Ingenua trascendencia
Noviembre
25 septiembre, 2003 02:00Ingrid Rubio y Oscar Jaenada
Dice Achero Mañas que su protagonista, Alfredo (líder de un combativo grupo de teatro callejero), pretende que su labor mueva las cosas, que trascienda. Es una pretensión que comparte la propia película, cuyas imáge- nes conforman una especie de requisitoria ideológica, un grito programático de agitación cultural contra "cualquier forma de absolutismo, de verdad inamovible que pueda llevarnos a una única y exclusiva forma de pensamiento, ya sea en el arte, en la política o en cualquier otro ámbito".Palabras mayores. Empresa realmente titánica, cuyo abordaje anuncian ya las palabras del cineasta y corroboran, después, tanto el dispositivo narrativo urdido por Achero Mañas como su propia puesta en escena de las andanzas de Alfredo y de sus amigos: un grupo de jóvenes que se lanzan a la escenificación callejera de alegorías y provocaciones con la voluntad de hacer reaccionar a los viandantes. En su apasionada y desprejuiciada defensa de la utopía, los teatreros del grupo Noviembre claman contra "una sociedad dominada por el individualismo, con un sentido claramente materialista y donde la gente no cree ya prácticamente en nada". Son, de nuevo, palabras del director, que describe bien a sus criaturas porque el propósito de éstas también es el suyo. Y es aquí, precisamente, donde empiezan las limitaciones más claras de la película.
El teatro es, para Alfredo y sus amigos, un instrumento cargado de palabras y de ideas, de contradicción y de paradoja. Pero resulta que no hay ninguna contradicción dialéctica entre lo que piensan los personajes y lo que nos dicen el relato y las imágenes de Achero Mañas, para quien -parafraseando a Celaya- "el arte es un arma cargada de futuro", según nos informa (para subrayar una vez más, pero no para contrastar, ni para someter el discurso a reconsideración autocrítica) el letrero final, por si acaso no había quedado antes lo suficientemente claro el repetitivo mensaje de la película.
Por asombroso que pueda parecer, la acción no transcurre a finales de los años sesenta, sino en época contemporánea. Quizás por ello, Achero Mañas nos dice -en el pressbook- que sus protagonistas son "anacrónicos, quijotescos, inevitablemente abocados al fracaso", pero las imágenes no se distancian de ellos para presentarlos así, para desvelar el decálage histórico de estas figuras -ubicadas por su creador en un tiempo que no puede explicarlos, que no produce este modelo de "combatiente cultural"- o para provocar una reflexión doliente sobre este imposible, sino que se muestran abiertamente solidarias, cómplices y hasta complacientes con sus objetivos y con sus proclamas, con sus deseos de denuncia y de agitación.

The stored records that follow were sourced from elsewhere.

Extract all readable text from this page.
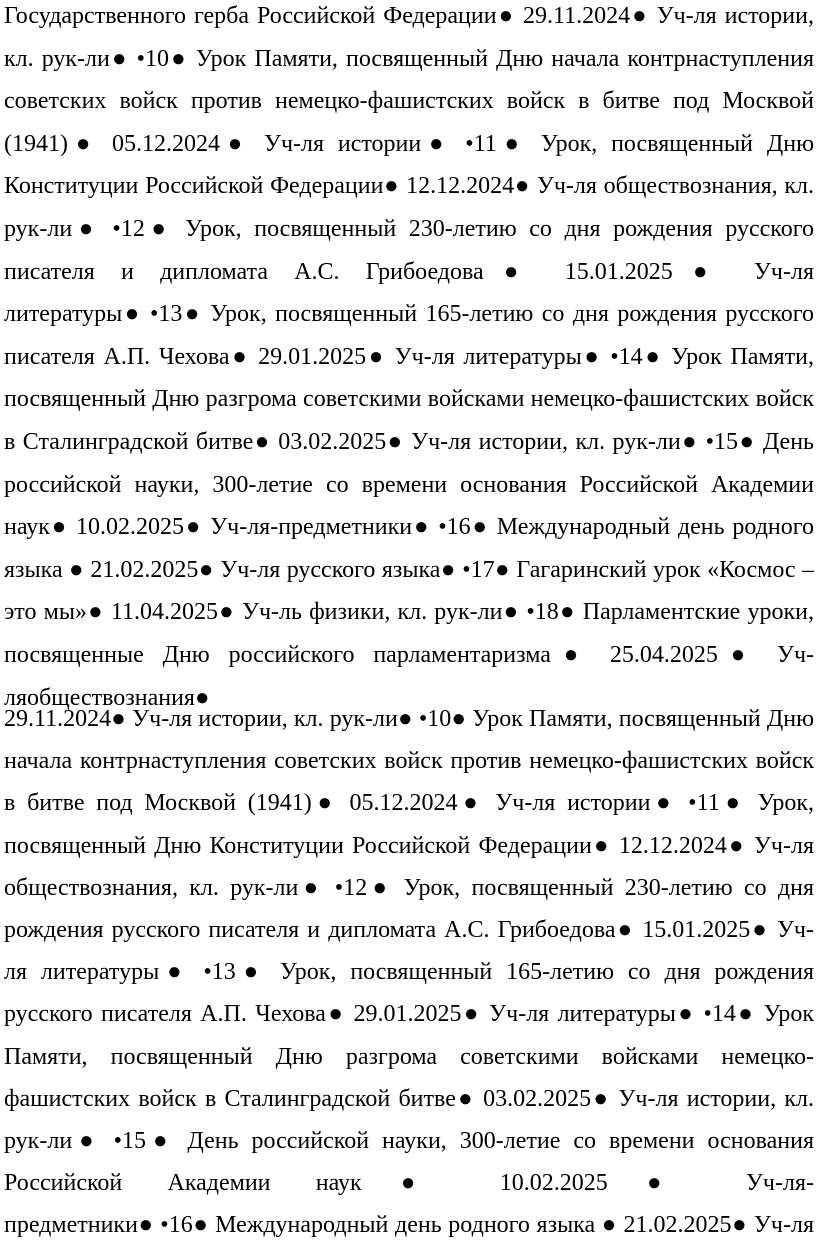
Государственного герба Российской Федерации● 29.11.2024● Уч-ля истории,
кл. рук-ли● •10● Урок Памяти, посвященный Дню начала контрнаступления
советских войск против немецко-фашистских войск в битве под Москвой
(1941)● 05.12.2024● Уч-ля истории● •11● Урок, посвященный Дню
Конституции Российской Федерации● 12.12.2024● Уч-ля обществознания, кл.
рук-ли● •12● Урок, посвященный 230-летию со дня рождения русского
писателя и дипломата А.С. Грибоедова● 15.01.2025● Уч-ля
литературы● •13● Урок, посвященный 165-летию со дня рождения русского
писателя А.П. Чехова● 29.01.2025● Уч-ля литературы● •14● Урок Памяти,
посвященный Дню разгрома советскими войсками немецко-фашистских войск
в Сталинградской битве● 03.02.2025● Уч-ля истории, кл. рук-ли● •15● День
российской науки, 300-летие со времени основания Российской Академии
наук● 10.02.2025● Уч-ля-предметники● •16● Международный день родного
языка ● 21.02.2025● Уч-ля русского языка● •17● Гагаринский урок «Космос –
это мы»● 11.04.2025● Уч-ль физики, кл. рук-ли● •18● Парламентские уроки,
посвященные Дню российского парламентаризма● 25.04.2025● Уч-
ляобществознания●
29.11.2024● Уч-ля истории, кл. рук-ли● •10● Урок Памяти, посвященный Дню
начала контрнаступления советских войск против немецко-фашистских войск
в битве под Москвой (1941)● 05.12.2024● Уч-ля истории● •11● Урок,
посвященный Дню Конституции Российской Федерации● 12.12.2024● Уч-ля
обществознания, кл. рук-ли● •12● Урок, посвященный 230-летию со дня
рождения русского писателя и дипломата А.С. Грибоедова● 15.01.2025● Уч-
ля литературы● •13● Урок, посвященный 165-летию со дня рождения
русского писателя А.П. Чехова● 29.01.2025● Уч-ля литературы● •14● Урок
Памяти, посвященный Дню разгрома советскими войсками немецко-
фашистских войск в Сталинградской битве● 03.02.2025● Уч-ля истории, кл.
рук-ли● •15● День российской науки, 300-летие со времени основания
Российской Академии наук● 10.02.2025● Уч-ля-
предметники● •16● Международный день родного языка ● 21.02.2025● Уч-ля
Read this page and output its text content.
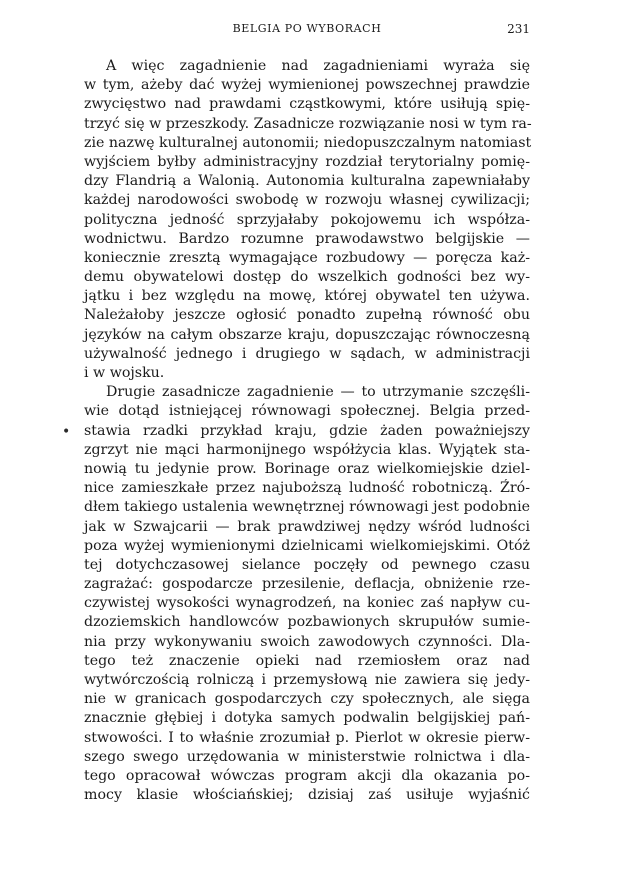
BELGIA PO WYBORACH	231
A więc zagadnienie nad zagadnieniami wyraża się
w tym, ażeby dać wyżej wymienionej powszechnej prawdzie
zwycięstwo nad prawdami cząstkowymi, które usiłują spię-
trzyć się w przeszkody. Zasadnicze rozwiązanie nosi w tym ra-
zie nazwę kulturalnej autonomii; niedopuszczalnym natomiast
wyjściem byłby administracyjny rozdział terytorialny pomię-
dzy Flandrią a Walonią. Autonomia kulturalna zapewniałaby
każdej narodowości swobodę w rozwoju własnej cywilizacji;
polityczna jedność sprzyjałaby pokojowemu ich współza-
wodnictwu. Bardzo rozumne prawodawstwo belgijskie —
koniecznie zresztą wymagające rozbudowy — poręcza każ-
demu obywatelowi dostęp do wszelkich godności bez wy-
jątku i bez względu na mowę, której obywatel ten używa.
Należałoby jeszcze ogłosić ponadto zupełną równość obu
języków na całym obszarze kraju, dopuszczając równoczesną
używalność jednego i drugiego w sądach, w administracji
i w wojsku.
Drugie zasadnicze zagadnienie — to utrzymanie szczęśli-
wie dotąd istniejącej równowagi społecznej. Belgia przed-
• stawia rzadki przykład kraju, gdzie żaden poważniejszy
zgrzyt nie mąci harmonijnego współżycia klas. Wyjątek sta-
nowią tu jedynie prow. Borinage oraz wielkomiejskie dziel-
nice zamieszkałe przez najuboższą ludność robotniczą. Źró-
dłem takiego ustalenia wewnętrznej równowagi jest podobnie
jak w Szwajcarii — brak prawdziwej nędzy wśród ludności
poza wyżej wymienionymi dzielnicami wielkomiejskimi. Otóż
tej dotychczasowej sielance poczęły od pewnego czasu
zagrażać: gospodarcze przesilenie, deflacja, obniżenie rze-
czywistej wysokości wynagrodzeń, na koniec zaś napływ cu-
dzoziemskich handlowców pozbawionych skrupułów sumie-
nia przy wykonywaniu swoich zawodowych czynności. Dla-
tego też znaczenie opieki nad rzemiosłem oraz nad
wytwórczością rolniczą i przemysłową nie zawiera się jedy-
nie w granicach gospodarczych czy społecznych, ale sięga
znacznie głębiej i dotyka samych podwalin belgijskiej pań-
stwowości. I to właśnie zrozumiał p. Pierlot w okresie pierw-
szego swego urzędowania w ministerstwie rolnictwa i dla-
tego opracował wówczas program akcji dla okazania po-
mocy klasie włościańskiej; dzisiaj zaś usiłuje wyjaśnić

El dispositivo narrativo no sólo confirma, sino que refuerza esta opción (la mirada que un cineasta construye no es una cuestión de intenciones, sino de sintaxis y de puesta en escena), puesto que una redundante arquitectura de falso documental -situado en un supuesto futuro, desde el que intervienen cuantos conocieron al protagonista- nos devuelve una imagen a la postre mitificada y nostálgica de Alfredo y de sus diatribas. La ingenuidad no es ya entonces la del personaje, sino la de una película que -al identificarse acríticamente con el ideario de sus personajes- se pliega con docilidad a lo discursivo (de ahí las alargadas y repetidas representaciones callejeras) y se olvida de la reflexión hasta terminar proponiendo un discurso no ya ingenuo, sino candoroso. Un armazón demasiado débil para tantas ambiciones.